A review by kingabee
Last Orders by Graham Swift

3.0

This was easily the least exciting Booker Prize winner I’ve ever read.
You know that other London all us new hipster Londoners never get to know? Even though we all live together, on the same streets, we are divided by our pubs. There are the new hipster pubs with craft beer and a cosmopolitan atmosphere, and then right next to them, there is an old man pub. The Weatherspoon’s kind of affair with a tatty carpet and a clientele that has known each other for decades.

If I ever end up in a pub like that, it’s by mistake or by some unforeseen circumstances. I’m ashamed to admit that I have little curiosity about the people there and usually just feel uncomfortable and want to leave. Those pubs are like little towns, every newcomer is an event in itself, though I’m sure the hostility is entirely imagined by me and due to my unchecked social anxiety. *

* I know there are many people that disagree with me entirely on this point and for some reason maintain that old man pubs are actually the best. This is irrelevant to this review.

“Last Orders” is an old man pub novel. And is just as thrilling. I’m told it is a tribute/remake/rip-off of As I Lay Dying by Faulkner. I can’t comment on that as I haven’t read any Faulkner at all but I feel Faulkner has to be better than this.

Other than being a pub novel, it’s a road trip novel with a group of friends driving to Margate to scatter the ashes of their late friend as per his last wish.
There is some plot, secrets are revealed, some sort of emotions are felt but everything really tastes like stale beer. Or like the idea of holidaying in Margate. My life has been so far more exciting than the stories of the characters and it’s not like there is anything quaint about them either. It’s a bunch of sad old men who look back on their lives, weighing their regrets and realising they too will die soon. They are also indistinguishable and it’s not helped by the fact that there is, for example, a Vic and a Vince.
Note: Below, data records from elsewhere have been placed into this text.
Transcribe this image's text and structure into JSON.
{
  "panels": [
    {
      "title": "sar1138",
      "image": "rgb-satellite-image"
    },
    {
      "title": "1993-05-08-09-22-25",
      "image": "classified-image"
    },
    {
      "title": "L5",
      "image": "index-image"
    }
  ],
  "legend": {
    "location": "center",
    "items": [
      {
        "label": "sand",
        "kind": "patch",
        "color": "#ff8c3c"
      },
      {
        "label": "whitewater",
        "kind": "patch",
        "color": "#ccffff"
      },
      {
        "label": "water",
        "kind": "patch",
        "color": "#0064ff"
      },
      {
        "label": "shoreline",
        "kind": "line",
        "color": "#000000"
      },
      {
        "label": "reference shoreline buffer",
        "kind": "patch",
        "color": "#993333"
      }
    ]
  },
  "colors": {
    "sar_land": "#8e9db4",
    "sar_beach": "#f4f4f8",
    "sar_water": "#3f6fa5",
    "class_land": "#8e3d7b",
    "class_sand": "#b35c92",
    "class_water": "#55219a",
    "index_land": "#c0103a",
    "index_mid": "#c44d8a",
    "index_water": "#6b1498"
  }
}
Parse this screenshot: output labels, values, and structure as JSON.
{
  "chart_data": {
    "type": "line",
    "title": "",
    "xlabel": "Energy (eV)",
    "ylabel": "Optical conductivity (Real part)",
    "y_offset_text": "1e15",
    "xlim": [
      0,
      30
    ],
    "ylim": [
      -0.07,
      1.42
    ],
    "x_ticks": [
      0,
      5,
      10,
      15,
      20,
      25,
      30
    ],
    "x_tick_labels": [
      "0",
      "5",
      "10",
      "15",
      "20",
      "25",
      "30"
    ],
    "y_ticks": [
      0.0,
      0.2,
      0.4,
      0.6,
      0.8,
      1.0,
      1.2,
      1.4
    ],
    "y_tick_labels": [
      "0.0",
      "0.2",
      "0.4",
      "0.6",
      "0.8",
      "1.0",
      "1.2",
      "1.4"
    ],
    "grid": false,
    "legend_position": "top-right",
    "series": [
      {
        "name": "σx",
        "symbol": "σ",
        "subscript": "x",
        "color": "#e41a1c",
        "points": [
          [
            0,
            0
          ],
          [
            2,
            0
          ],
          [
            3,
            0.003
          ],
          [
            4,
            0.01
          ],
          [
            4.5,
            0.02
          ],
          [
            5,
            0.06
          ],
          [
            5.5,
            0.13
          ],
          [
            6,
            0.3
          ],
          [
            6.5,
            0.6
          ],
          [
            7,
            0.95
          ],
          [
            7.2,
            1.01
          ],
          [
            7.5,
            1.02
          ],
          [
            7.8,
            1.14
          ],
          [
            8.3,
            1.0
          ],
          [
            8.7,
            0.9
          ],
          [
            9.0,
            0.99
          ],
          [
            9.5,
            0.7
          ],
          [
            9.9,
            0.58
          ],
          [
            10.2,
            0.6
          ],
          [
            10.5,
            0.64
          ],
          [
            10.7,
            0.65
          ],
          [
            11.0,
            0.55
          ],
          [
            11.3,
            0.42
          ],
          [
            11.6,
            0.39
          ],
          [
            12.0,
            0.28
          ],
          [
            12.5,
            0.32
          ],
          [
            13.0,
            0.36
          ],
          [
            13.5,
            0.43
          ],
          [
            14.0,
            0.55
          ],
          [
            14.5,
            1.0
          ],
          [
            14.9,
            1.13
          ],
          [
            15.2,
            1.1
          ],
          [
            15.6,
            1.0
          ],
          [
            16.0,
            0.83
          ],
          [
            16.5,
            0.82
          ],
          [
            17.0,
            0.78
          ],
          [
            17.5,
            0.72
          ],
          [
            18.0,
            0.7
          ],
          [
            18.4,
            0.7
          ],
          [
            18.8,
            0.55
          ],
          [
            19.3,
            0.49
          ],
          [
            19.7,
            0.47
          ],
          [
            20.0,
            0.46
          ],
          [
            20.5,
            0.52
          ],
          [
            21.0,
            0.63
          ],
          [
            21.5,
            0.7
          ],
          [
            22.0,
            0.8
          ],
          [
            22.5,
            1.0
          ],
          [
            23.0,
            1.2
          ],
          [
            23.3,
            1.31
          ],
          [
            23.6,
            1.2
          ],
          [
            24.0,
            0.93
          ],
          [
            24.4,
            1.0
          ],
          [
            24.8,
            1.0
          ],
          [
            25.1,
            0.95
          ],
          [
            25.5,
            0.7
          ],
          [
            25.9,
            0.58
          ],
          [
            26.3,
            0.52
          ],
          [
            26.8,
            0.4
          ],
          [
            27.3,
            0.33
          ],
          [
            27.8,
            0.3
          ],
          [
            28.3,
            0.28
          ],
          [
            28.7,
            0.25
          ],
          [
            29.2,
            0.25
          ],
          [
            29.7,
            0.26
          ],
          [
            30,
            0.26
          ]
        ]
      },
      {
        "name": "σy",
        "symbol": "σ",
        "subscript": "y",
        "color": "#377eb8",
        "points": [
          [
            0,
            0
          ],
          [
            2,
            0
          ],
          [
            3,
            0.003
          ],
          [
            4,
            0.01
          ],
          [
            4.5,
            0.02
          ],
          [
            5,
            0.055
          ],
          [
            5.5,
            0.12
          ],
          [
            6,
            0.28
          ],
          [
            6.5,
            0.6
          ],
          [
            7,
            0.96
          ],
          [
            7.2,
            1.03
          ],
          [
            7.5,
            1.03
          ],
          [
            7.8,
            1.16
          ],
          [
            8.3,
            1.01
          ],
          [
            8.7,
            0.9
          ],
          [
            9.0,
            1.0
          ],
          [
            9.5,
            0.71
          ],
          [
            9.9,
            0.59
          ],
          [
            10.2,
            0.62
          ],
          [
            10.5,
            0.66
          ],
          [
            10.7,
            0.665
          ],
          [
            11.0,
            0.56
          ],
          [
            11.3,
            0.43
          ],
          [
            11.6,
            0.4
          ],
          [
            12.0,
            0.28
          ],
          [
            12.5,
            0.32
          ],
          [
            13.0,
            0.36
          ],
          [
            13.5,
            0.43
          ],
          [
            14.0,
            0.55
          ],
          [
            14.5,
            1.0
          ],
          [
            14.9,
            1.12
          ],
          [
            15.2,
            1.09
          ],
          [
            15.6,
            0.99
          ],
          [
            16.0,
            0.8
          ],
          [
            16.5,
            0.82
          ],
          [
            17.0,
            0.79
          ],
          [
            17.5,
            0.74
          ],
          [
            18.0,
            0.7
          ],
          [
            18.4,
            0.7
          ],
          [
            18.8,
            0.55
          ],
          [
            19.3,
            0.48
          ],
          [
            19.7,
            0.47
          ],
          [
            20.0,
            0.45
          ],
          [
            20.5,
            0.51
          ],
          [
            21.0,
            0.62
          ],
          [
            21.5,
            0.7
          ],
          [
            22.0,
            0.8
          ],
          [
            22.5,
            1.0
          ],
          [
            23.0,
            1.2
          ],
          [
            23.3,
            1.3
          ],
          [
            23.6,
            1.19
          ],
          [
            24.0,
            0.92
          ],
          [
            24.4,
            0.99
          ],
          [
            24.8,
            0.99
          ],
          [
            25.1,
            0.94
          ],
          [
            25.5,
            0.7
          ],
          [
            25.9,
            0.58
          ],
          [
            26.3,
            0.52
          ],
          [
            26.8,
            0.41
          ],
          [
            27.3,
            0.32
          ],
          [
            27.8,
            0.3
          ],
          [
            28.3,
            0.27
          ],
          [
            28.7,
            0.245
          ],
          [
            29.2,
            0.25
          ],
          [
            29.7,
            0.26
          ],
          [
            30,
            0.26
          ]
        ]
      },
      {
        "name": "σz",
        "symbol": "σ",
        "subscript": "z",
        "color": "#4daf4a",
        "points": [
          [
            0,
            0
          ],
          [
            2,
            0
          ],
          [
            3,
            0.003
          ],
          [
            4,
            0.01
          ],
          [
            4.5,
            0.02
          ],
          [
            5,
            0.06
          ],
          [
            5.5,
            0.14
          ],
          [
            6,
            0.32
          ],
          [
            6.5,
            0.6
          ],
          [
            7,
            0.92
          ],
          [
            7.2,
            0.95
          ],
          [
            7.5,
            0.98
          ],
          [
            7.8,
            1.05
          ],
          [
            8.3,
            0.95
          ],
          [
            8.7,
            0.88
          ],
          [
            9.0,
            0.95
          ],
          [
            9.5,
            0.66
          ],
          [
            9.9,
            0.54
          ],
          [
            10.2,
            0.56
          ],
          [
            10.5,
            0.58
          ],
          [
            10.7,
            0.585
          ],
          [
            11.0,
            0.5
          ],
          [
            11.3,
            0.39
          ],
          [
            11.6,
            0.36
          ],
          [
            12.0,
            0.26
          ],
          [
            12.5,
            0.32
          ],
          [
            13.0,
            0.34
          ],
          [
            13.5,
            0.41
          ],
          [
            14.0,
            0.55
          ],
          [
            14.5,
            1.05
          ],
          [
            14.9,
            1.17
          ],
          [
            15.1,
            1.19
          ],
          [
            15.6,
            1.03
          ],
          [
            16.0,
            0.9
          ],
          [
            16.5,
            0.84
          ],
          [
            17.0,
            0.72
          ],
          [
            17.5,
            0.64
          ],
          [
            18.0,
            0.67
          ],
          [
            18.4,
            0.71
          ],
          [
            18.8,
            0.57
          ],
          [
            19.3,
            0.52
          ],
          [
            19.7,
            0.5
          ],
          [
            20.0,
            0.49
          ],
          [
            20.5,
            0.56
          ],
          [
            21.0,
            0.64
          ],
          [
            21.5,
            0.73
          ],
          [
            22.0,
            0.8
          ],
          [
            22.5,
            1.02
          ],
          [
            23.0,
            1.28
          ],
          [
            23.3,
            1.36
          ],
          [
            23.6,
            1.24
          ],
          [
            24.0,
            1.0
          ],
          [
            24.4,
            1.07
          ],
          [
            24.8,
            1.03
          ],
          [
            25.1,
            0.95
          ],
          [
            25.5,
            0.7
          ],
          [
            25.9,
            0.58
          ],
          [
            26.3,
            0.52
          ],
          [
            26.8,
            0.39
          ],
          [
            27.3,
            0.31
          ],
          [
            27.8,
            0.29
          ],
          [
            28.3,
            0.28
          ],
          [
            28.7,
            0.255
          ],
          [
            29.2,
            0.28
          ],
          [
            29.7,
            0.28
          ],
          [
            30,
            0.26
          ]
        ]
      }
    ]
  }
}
(That is all not to say you can’t write an amazing book about a boring person, but for that I’d like to direct you to ‘This is How’ by MJ Hyland.)

I think the problem is actually not that they are boring but that they are not authentic. They are still like those figures I see when I quickly peek inside an old mans pub, some characters from a British sitcom from the 80s that’s all old London slang and zero substance. I didn’t buy the whole Sarf London vernacular – it feels forced. This is how I would make them talk (and I clearly know fuck all about South London vernacular despite living in Camberwell for three whole years).

There is also a film. Maybe it’s better.